I carry on a pair of kiddie scissors when I fly.


----------



## DebBrown (Apr 18, 2008)

My daughter had her nail scissors confiscated just last year.  I agree with the poster regarding taking a mailer.  If you don't want to lose them, at least you can mail them home.

Deb


----------



## carpediem (Apr 19, 2008)

Recently had shaver and scissors confiscated on a trip back from London.  I inadvertently put my husbands toiletries bag in my son's backpack (we had to reshuffle the weight of some of our luggage).  

I would just pack a nail clipper, if that is allowed.  I know it can cut yarn and thread.  Also if they confiscate it you can pick up one pretty cheap in one of the airport stores.  

Enjoy your travels.


----------



## RickB (May 3, 2008)

I have to laugh at these and many other stories I've heard from friends.  One friend of mine had to send his fishing flies to Montana via UPS since they wouldn't let him on the airplane with them.

I guess they never figured out that if someone really wanted to, they could take an emery board (soft finger nail file to you bachelors) and sharpen the edge of a credit card so they could use it as a knife! :hysterical:


----------



## Judy (May 5, 2008)

I carry a pair of children's blunt nosed scissors in my rollaboard.  I've never had any problem with TSA within the US, but they've been confiscated twice in other countries for flights going to the US.

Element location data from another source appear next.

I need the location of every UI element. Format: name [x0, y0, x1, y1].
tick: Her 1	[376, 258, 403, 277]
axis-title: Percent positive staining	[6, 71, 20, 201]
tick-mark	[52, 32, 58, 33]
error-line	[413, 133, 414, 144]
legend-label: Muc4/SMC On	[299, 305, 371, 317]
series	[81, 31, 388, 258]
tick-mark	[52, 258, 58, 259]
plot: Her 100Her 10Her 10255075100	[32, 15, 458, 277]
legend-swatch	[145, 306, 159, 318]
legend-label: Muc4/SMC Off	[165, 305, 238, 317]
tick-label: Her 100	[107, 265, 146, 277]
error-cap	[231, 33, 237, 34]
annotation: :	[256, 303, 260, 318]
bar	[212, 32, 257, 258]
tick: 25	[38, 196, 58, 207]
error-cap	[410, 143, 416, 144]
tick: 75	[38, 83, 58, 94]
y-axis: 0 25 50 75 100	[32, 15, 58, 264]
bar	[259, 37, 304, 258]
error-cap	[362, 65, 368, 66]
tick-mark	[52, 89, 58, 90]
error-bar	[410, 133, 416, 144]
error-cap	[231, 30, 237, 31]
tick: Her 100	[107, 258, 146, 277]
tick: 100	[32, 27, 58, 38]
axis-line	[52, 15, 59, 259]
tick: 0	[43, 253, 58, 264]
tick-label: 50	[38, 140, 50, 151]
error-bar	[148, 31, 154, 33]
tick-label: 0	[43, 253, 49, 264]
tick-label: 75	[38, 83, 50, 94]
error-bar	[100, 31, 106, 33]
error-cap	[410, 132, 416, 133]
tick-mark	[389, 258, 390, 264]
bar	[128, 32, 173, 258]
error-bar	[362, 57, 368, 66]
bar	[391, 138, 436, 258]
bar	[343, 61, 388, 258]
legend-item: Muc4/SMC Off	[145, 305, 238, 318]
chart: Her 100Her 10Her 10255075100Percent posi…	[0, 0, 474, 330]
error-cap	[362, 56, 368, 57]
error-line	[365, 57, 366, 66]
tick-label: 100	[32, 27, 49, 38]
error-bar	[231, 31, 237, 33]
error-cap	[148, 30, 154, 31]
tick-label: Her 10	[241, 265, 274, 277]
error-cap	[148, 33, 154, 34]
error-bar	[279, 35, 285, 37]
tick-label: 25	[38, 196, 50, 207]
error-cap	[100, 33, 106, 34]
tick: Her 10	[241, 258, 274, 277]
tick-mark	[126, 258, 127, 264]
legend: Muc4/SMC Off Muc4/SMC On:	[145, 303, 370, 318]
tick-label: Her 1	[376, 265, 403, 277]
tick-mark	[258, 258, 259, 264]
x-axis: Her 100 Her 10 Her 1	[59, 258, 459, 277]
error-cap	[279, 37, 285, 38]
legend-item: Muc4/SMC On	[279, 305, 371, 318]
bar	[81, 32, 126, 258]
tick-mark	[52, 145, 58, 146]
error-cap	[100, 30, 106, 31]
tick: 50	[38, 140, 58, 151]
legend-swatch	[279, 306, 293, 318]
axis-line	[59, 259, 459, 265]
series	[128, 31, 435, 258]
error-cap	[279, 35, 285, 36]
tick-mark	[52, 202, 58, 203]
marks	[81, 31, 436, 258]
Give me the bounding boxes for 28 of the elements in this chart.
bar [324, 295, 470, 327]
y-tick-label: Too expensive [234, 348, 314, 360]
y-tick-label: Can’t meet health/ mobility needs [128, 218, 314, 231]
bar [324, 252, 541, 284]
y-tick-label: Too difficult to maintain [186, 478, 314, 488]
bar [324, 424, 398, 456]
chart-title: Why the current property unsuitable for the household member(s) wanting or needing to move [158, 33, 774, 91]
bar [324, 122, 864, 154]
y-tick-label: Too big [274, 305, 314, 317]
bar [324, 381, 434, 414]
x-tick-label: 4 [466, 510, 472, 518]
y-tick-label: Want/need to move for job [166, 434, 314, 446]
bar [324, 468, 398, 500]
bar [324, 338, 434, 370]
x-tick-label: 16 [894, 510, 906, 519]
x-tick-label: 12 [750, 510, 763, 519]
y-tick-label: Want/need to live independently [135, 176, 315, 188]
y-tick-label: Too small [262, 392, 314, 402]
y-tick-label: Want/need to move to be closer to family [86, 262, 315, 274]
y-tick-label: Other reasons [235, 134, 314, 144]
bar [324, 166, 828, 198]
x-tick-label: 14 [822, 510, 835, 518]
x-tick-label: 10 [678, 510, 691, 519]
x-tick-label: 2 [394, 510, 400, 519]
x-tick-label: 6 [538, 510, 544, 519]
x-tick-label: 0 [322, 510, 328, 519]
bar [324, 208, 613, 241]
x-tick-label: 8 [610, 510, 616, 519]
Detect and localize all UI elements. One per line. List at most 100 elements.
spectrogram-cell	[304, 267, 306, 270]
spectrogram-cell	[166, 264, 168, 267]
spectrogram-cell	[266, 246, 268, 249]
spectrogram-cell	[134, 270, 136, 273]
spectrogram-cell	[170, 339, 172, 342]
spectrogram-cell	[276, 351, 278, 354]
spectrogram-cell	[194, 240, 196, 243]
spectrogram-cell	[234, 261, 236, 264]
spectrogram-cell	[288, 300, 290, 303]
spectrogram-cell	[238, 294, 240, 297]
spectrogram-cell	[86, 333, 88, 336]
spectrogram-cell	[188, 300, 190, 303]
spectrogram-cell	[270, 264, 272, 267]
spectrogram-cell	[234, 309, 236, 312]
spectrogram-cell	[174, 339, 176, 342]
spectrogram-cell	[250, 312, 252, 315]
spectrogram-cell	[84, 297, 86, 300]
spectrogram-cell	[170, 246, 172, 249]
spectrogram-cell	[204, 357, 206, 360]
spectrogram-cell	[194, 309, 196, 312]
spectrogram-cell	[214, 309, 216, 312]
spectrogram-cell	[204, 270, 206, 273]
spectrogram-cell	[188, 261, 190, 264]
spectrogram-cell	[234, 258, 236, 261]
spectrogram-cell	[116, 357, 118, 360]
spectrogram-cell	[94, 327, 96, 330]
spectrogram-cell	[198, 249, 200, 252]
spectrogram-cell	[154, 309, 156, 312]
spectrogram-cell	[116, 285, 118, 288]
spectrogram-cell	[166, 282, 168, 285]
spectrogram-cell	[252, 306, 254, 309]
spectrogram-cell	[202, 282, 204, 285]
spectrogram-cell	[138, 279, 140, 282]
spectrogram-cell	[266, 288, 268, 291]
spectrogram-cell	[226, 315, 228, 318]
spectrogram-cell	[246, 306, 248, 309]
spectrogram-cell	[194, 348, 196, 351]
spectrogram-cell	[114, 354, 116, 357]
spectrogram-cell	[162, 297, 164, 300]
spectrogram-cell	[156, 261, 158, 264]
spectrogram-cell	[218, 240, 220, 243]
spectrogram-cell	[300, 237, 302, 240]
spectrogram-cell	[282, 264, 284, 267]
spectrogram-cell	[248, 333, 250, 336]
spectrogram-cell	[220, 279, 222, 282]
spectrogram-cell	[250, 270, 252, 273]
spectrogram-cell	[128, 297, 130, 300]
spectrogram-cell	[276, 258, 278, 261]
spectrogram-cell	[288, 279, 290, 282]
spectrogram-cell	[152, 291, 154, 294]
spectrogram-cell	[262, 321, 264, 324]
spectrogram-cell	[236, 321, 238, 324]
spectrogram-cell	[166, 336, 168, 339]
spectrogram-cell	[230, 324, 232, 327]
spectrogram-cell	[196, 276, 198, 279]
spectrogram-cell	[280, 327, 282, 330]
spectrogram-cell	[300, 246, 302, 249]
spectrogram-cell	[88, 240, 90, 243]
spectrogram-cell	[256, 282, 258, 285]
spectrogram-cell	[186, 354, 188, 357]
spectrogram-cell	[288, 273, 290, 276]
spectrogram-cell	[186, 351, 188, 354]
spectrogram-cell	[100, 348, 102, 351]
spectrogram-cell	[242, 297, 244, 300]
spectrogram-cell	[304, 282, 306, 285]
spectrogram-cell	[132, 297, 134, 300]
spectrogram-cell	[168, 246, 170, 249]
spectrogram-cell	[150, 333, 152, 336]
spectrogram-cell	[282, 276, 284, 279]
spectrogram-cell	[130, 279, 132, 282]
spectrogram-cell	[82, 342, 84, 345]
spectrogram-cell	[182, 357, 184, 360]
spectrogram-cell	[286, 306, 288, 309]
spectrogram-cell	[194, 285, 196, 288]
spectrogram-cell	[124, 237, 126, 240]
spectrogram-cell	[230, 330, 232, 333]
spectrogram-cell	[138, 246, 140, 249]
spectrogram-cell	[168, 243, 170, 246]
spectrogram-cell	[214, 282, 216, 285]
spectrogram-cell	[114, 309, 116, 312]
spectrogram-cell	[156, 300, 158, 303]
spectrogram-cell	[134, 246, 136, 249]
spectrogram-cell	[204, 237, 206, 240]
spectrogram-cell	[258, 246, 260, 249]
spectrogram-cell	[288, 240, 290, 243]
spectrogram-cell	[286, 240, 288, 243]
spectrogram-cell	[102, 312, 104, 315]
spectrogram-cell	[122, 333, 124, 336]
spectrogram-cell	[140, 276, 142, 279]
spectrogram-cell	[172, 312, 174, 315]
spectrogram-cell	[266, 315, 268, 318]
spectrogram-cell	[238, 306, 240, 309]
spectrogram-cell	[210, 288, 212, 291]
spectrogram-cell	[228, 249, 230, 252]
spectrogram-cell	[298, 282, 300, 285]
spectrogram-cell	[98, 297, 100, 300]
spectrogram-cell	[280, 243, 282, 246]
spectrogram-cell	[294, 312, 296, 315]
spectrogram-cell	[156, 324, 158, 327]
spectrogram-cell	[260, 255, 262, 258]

My husband's swiss army knife was pulled from his backpack by security in LAX.  He was escorted to a shipping facility where he was "allowed" to mail it to himself.


----------



## ownsherown (May 5, 2008)

Also beware of the dangerous snowglobe! Not allowed no matter how small.
We had to spend 13$ to ship a 5$ snowglobe back home.


----------



## stmartinfan (May 5, 2008)

You can purchase a small yarn cutter at stores like Joann's that would be OK to take on a plane.  It's about the size of a coin, with notches on the sides that are sharp enough to cut yarn.  If you go to joann.com and search on "yarn cutter," you'll see  several.  Most of then are designed to be worn as a pendant - so they pass as "jewelry."  In a pinch, you can also use a nail clipper or take a package of dental floss and use the cutter built into that.  It's quite sharp and will cut yarn, too.


----------